Small wonder hoots of laughter followed reports that Islamabad is dispatching 22 of its parliamentarians to world capitals to lobby on the Kashmir issue, after television interviews showed some of its lawmakers hadn’t the foggiest idea of the subject, not even the falsified UN Resolution that Islamabad cites so often.
Pakistan has never told its people – and nor has India told the world – the truth: that the UN Resolution was not only non-binding to begin with, but it has been rendered infructuous since because Pakistan never fulfilled its obligation to vacate its occupation of Kashmir as it was called upon to. It also compounded the violation by parcelling off a large part of the state to China. End of resolution.
Many Pakistanis believe, under state tutelage, that it has endured India’s depredation; that the four wars it fought with India were inflicted by New Delhi. No word about Indian magnanimity in sustaining it with not just water but engaging it on equal terms because New Delhi believed – correctly – that we are people of common ancestry.

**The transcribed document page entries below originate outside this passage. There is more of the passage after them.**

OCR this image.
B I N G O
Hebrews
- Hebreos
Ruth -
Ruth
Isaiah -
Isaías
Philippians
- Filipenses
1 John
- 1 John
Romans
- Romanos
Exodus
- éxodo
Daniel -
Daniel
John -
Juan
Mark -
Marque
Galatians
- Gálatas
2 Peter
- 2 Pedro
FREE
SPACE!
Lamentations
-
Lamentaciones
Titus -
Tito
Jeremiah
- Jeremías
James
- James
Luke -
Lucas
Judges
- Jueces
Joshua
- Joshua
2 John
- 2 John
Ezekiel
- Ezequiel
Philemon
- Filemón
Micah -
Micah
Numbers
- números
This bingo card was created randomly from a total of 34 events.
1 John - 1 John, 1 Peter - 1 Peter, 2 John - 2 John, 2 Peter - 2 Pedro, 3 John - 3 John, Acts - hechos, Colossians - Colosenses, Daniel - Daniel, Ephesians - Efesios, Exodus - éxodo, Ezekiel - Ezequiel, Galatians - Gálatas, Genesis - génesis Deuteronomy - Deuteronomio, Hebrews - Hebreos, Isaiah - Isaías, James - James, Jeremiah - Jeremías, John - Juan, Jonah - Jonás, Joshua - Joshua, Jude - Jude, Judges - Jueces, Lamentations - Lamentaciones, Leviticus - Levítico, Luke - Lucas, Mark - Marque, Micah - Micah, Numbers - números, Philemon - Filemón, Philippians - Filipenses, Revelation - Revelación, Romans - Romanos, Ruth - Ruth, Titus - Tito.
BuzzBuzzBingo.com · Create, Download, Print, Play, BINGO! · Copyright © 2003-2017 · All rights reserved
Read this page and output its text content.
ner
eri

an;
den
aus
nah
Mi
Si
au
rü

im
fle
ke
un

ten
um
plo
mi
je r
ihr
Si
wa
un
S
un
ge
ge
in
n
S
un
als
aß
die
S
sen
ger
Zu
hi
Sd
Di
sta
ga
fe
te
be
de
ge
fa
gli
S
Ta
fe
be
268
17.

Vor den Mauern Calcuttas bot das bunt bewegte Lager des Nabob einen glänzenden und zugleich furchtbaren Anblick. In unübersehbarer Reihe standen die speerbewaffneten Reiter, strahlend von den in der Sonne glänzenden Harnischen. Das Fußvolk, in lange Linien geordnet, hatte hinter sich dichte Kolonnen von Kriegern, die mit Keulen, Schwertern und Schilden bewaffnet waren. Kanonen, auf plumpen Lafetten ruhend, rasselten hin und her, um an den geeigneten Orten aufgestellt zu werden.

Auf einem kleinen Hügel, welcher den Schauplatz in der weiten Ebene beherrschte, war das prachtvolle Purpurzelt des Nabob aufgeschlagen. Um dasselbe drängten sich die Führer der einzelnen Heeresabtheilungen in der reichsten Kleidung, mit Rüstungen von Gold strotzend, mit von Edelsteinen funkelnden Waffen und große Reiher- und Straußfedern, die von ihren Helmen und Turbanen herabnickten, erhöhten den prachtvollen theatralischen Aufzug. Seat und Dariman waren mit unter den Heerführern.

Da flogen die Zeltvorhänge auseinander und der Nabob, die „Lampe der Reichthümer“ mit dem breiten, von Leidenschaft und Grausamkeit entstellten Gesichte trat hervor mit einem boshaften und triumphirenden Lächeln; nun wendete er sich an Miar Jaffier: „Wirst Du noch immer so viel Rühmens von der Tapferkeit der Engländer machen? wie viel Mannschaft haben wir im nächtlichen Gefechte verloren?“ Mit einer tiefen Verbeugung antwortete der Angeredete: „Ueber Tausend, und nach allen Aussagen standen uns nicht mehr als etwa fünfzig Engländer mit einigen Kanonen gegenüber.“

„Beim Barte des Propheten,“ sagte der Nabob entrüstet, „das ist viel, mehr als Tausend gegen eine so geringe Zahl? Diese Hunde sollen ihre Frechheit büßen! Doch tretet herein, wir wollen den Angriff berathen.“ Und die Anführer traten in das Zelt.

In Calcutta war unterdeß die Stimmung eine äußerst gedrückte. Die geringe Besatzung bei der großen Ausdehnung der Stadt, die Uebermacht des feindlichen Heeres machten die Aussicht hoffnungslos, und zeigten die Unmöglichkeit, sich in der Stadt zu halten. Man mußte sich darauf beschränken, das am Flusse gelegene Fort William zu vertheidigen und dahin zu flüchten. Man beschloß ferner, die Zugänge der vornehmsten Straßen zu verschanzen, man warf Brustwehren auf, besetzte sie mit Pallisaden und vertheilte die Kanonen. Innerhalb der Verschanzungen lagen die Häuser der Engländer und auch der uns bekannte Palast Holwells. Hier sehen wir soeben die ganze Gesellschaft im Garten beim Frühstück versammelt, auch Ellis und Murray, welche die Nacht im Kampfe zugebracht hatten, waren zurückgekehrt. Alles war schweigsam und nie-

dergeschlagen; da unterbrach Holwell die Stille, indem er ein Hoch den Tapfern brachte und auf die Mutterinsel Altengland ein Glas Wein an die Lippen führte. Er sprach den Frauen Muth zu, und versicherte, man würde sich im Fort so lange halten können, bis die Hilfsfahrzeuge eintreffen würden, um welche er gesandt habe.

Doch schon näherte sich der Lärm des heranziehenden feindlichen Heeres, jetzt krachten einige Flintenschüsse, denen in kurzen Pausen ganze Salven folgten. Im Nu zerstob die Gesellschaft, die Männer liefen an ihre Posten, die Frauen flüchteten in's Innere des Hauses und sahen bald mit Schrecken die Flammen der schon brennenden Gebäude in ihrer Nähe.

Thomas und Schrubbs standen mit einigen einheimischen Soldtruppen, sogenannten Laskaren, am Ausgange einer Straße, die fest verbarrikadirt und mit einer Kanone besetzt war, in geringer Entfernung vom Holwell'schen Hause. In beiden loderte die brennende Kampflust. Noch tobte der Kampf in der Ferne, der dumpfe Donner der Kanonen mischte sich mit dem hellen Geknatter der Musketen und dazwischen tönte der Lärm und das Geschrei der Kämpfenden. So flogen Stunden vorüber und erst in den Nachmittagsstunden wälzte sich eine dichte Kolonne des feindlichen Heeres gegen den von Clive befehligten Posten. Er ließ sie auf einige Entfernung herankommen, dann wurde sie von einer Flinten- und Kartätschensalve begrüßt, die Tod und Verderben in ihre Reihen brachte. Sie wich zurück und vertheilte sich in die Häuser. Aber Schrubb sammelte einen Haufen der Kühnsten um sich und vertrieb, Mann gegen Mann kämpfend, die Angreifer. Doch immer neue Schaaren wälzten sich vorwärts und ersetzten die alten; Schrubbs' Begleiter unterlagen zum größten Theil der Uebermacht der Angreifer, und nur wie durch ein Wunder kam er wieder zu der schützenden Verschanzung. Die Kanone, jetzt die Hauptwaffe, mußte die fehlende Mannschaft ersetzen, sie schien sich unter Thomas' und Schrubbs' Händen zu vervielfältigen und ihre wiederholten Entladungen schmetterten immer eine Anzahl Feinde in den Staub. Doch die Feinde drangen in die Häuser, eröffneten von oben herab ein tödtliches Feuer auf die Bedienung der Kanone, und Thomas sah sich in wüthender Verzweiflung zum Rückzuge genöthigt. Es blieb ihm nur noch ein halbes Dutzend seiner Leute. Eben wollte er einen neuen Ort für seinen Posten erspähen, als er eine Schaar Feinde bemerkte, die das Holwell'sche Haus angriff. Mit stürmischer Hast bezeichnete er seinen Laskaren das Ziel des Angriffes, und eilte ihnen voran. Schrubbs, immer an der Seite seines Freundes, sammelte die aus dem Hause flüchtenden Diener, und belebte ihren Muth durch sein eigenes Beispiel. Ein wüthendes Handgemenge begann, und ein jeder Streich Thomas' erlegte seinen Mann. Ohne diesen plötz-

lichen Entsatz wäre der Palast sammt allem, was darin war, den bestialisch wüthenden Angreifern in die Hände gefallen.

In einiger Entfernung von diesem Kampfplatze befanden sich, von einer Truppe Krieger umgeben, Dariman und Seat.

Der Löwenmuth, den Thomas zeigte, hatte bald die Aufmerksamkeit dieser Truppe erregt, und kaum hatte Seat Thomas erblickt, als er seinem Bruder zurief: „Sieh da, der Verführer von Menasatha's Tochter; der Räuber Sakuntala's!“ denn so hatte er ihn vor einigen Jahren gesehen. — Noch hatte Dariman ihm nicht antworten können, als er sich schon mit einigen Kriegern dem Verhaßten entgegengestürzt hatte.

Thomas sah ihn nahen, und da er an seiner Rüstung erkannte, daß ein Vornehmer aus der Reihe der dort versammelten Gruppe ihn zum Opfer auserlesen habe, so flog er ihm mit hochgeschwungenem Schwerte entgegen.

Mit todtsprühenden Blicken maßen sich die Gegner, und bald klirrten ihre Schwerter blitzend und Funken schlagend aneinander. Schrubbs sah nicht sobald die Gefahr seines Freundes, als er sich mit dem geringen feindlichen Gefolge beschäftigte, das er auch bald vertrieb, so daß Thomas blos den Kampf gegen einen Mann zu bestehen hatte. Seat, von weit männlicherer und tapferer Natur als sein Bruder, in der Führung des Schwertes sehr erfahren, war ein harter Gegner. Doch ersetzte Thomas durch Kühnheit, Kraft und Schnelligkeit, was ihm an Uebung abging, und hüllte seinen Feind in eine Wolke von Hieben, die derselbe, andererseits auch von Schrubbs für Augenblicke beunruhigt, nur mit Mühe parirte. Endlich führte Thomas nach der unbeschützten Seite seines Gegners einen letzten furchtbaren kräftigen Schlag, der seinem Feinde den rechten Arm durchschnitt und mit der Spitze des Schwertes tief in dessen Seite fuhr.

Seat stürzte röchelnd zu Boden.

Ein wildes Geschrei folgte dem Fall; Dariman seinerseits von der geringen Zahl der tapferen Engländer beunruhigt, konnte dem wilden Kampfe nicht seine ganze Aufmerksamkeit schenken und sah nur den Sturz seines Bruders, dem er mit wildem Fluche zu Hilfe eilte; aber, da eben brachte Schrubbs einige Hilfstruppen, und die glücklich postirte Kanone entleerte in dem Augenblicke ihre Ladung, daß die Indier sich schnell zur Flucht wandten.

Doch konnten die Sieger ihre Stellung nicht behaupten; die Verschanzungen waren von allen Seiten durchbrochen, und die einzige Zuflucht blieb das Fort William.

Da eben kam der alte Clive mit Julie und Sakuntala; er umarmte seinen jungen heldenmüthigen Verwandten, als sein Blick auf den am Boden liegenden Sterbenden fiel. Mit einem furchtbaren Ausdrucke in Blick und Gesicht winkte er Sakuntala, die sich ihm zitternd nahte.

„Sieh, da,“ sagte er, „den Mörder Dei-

That forbearance may now be drawing to an end. Developments over the last few weeks suggest New Delhi will adopt a more robust diplomatic approach on Kashmir, including of naming and shaming Pakistan in international fora where Islamabad has no credibility or clout because of its embrace of terror groups and its faltering economy. Isolating Pakistan and relieving Kashmiris of the odium of any association with a withering state may provide a different route to resolution of the issue.